Pisząc o Bambinelli i oratoriach trudno nie myśleć o problemach polskiego duszpasterstwa. Coraz częściej i coraz głośniej mówi się o problemach lekcji religii w szkole. Z niepokojem patrzy się w przyszłość. Doświadczenie oratorium może być cenną wskazówką. Pod warunkiem, że już dziś zaczniemy przygotowywać ludzi. We Włoszech, jak wynika z danych, opublikowanych przez tamtejszą Konferencję Episkopatu, w oratoriach zaangażowanych jest około 50 tysięcy animatorów. Zanim zaczniemy myśleć o podobnej formie duszpasterstwa w Polsce, trzeba zagwarantować jej zaplecze.

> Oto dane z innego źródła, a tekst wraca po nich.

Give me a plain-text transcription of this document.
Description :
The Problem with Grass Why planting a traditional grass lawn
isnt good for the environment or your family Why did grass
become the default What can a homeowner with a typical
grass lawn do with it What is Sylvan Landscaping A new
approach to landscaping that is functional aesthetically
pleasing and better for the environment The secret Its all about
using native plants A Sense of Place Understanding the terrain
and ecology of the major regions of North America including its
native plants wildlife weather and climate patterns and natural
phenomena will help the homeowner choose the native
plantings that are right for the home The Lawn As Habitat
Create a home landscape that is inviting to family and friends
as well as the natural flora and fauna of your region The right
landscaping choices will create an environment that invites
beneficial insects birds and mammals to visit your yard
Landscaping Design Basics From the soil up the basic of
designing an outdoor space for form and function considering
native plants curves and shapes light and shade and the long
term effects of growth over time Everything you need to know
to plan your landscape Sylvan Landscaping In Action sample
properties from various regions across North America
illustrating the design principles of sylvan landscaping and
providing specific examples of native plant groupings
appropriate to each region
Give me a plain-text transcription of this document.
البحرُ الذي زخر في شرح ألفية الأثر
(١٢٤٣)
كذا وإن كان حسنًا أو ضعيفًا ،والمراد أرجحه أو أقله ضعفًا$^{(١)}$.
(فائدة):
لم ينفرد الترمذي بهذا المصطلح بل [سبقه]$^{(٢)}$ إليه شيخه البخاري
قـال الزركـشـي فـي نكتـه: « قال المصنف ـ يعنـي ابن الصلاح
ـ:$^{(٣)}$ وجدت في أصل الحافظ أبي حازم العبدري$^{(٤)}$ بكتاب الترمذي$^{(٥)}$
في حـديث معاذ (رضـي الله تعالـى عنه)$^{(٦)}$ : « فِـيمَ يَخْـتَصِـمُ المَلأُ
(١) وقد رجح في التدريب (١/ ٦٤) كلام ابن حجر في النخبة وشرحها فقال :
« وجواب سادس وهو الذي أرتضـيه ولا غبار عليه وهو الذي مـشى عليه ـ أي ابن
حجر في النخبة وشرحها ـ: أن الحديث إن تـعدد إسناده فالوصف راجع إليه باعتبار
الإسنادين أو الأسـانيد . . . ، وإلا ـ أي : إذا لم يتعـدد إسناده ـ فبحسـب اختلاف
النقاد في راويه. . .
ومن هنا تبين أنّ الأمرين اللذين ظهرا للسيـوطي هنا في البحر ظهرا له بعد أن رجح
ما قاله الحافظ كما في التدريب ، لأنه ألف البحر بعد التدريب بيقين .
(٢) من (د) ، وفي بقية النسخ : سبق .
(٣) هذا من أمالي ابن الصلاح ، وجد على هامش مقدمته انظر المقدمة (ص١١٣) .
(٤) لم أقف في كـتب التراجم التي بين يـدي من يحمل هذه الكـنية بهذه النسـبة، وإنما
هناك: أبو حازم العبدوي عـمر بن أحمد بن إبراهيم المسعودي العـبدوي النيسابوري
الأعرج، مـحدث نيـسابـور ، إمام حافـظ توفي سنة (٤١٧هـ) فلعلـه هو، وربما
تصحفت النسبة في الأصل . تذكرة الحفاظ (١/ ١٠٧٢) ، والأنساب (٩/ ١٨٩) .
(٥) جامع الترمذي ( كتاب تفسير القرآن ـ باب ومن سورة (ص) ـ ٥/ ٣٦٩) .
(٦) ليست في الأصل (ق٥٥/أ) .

Wysprzątane i odnowione salki przy parafiach nie wystarczą.
Samo zaś błogosławienie Bambinelli, znane i praktykowane nie tylko we Włoszech może być krokiem w kierunku przywracania Adwentowi i świętom Bożego Narodzenia ich właściwego, duchowego wymiaru.
***
Sięgnij do innych tekstów autora.
Jeśli podoba Ci się nasz portal i chcesz, żeby dalej istniał i się rozwijał możesz nas wesprzeć na PATRONITE.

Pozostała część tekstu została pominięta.